Caducidad del procedimiento inspector porque las dilaciones no son imputables al contribuyente

La interpretación de la noción «dilaciones imputables al contribuyente» se define como el retraso en que incurriere al cumplimentar las solicitudes de información, requerimientos o comparecencias, así como el que se derive de los aplazamientos que interesare.

Podemos ya, pues, dejar sentados dos criterios al respecto: en primer lugar, que la noción de «dilación» incluye tanto las demoras expresamente solicitadas por el obligado tributario y acordadas por la Inspección como aquellas pérdidas materiales de tiempo provocadas por su tardanza en aportar los datos y los elementos de juicio imprescindibles para la tarea inspectora.

En segundo término, y como corolario de la anterior, se ha de dejar constancia de que la «dilación» es una idea objetiva, desvinculada de todo juicio o reproche sobre la conducta del inspeccionado. Así, pues, cabe hablar de «dilación» tanto cuando pide una prórroga para el cumplimiento de un trámite y le es concedida, como cuando, simple y llanamente, lo posterga, situaciones ambas que requieren la existencia de un previo plazo o término, expresa o tácitamente fijado, para atender el requerimiento o la solicitud de información.

Al alcance meramente objetivo (transcurso del tiempo) se ha de añadir un elemento teleológico. No basta su mero discurrir, resultando también menester que la tardanza, en la medida en que hurta elementos de juicio relevantes, impida a la Inspección continuar con normalidad el desarrollo de su tarea.

Parece evidente, pues, que en el análisis de las dilaciones hay que huir de criterios automáticos, ya que no todo retraso constituye per se una «dilación» imputable al sujeto inspeccionado.

Acogiéndonos a esta interpretación jurisprudencial, la misma es plenamente trasladable al caso resuelto por la Sentencia del Tribunal Supremo de fecha 21 de marzo de 2013, ya que las actuaciones inspectoras no estuvieron realmente paralizadas entre el 25 de octubre de 2000, en que se aportó el acta de defunción y el 26 de enero de 2001, data en que fue entregado el testamento y el certificado de últimas voluntades. Prueba de ello son las diligencias, intermedias entre ambas, de 28 de noviembre y 13 de diciembre de 2000, donde se aportan por los obligados tributarios diversa documentación solicitada por la Inspección en el curso de las actuaciones.

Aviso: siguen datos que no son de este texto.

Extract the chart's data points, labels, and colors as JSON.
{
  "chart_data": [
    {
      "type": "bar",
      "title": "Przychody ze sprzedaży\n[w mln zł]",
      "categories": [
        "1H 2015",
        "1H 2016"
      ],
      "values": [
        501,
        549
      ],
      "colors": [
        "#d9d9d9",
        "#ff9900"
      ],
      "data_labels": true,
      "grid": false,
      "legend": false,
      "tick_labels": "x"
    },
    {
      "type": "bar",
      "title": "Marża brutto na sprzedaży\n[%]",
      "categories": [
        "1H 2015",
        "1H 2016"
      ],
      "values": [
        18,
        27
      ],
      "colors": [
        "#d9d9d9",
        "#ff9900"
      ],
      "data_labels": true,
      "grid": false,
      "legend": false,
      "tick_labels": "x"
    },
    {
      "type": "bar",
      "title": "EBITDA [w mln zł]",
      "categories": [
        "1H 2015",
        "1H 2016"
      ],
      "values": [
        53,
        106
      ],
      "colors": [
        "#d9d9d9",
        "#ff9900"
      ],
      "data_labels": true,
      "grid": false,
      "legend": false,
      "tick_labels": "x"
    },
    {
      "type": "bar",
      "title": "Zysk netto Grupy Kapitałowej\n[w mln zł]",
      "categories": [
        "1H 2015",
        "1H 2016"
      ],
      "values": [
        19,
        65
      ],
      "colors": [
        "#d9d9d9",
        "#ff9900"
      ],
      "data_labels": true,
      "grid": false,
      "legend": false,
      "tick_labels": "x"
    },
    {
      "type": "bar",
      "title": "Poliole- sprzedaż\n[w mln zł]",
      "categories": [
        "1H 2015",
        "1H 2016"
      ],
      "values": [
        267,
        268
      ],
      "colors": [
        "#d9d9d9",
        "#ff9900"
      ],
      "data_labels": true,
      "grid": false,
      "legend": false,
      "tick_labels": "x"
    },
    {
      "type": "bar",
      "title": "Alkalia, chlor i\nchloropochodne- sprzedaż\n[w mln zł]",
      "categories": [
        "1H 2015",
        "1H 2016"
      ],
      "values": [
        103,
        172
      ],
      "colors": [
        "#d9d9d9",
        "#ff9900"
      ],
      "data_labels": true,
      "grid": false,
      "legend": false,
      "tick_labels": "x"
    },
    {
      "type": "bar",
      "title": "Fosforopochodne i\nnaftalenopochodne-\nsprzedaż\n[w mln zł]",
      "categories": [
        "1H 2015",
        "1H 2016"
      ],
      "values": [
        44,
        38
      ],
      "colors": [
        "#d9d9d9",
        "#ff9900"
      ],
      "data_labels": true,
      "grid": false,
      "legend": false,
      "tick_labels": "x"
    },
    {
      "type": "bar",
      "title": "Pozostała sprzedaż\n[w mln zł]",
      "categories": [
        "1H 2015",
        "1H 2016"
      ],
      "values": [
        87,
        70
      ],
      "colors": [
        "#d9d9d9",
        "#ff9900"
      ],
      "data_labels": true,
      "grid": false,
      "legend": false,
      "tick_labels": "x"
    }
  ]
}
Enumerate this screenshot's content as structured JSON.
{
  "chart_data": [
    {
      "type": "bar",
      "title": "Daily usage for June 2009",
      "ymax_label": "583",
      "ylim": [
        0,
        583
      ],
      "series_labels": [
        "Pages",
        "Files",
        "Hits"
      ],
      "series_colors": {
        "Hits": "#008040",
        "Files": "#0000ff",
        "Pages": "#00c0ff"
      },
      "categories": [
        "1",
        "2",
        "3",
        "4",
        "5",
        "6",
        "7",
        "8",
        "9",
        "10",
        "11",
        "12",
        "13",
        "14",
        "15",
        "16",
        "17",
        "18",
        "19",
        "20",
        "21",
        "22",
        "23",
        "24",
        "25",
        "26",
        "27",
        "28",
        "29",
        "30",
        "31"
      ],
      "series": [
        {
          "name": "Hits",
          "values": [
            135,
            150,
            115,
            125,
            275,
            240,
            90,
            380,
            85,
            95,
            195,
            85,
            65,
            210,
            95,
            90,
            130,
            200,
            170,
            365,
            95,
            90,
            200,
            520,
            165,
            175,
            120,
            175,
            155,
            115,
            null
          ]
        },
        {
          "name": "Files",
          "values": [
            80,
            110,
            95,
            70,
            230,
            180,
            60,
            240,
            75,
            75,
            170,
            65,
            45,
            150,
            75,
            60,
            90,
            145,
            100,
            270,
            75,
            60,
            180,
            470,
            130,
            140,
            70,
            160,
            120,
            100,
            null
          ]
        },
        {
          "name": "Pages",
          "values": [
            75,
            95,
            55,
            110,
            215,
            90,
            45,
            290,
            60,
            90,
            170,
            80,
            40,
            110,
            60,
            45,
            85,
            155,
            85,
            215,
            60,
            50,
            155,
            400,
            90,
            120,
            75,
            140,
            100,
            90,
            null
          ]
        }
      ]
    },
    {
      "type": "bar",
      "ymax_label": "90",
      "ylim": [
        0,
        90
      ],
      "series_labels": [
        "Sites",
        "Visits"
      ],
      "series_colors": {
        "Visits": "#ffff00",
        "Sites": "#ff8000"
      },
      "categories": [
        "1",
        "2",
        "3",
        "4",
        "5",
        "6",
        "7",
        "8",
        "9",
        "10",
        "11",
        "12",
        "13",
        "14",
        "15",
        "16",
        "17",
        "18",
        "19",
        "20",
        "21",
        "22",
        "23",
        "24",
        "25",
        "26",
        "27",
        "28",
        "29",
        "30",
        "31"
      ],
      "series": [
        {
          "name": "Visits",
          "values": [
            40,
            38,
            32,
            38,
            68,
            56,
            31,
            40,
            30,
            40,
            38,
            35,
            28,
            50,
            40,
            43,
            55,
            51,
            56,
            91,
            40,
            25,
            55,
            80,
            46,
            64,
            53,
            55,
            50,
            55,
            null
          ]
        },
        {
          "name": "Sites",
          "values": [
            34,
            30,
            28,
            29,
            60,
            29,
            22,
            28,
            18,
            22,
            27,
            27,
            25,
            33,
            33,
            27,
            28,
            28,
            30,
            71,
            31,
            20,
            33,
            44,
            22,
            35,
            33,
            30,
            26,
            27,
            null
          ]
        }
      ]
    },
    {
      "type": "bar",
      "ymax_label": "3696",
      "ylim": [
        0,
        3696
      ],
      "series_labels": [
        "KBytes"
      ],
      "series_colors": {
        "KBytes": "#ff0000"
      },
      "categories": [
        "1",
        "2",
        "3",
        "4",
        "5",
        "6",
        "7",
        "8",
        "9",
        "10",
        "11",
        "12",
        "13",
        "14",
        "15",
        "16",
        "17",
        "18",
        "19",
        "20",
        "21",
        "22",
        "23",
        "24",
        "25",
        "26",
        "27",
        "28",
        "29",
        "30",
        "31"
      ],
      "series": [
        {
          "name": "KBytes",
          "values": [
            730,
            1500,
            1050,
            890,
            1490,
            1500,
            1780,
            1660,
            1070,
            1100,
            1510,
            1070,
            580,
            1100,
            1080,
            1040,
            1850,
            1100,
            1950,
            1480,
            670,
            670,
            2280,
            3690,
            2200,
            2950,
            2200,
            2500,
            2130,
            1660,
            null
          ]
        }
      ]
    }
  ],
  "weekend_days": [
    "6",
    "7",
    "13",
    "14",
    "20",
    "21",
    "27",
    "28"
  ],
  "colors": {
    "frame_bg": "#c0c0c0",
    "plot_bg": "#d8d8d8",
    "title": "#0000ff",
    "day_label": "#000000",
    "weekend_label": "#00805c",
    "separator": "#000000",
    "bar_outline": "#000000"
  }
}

Es decir, los funcionarios de la Inspección continuaron sus investigaciones, que no se vieron entorpecidas o imposibilitadas por la posible ausencia de la documentación antes referida.

Y a ello se viene a añadir un elemento determinante, cual es que dicha documentación era «redundante», -en ningún caso se discute su trascendencia- pues constaba en la escritura de aceptación y partición de herencia presentada por los interesados con la autoliquidación.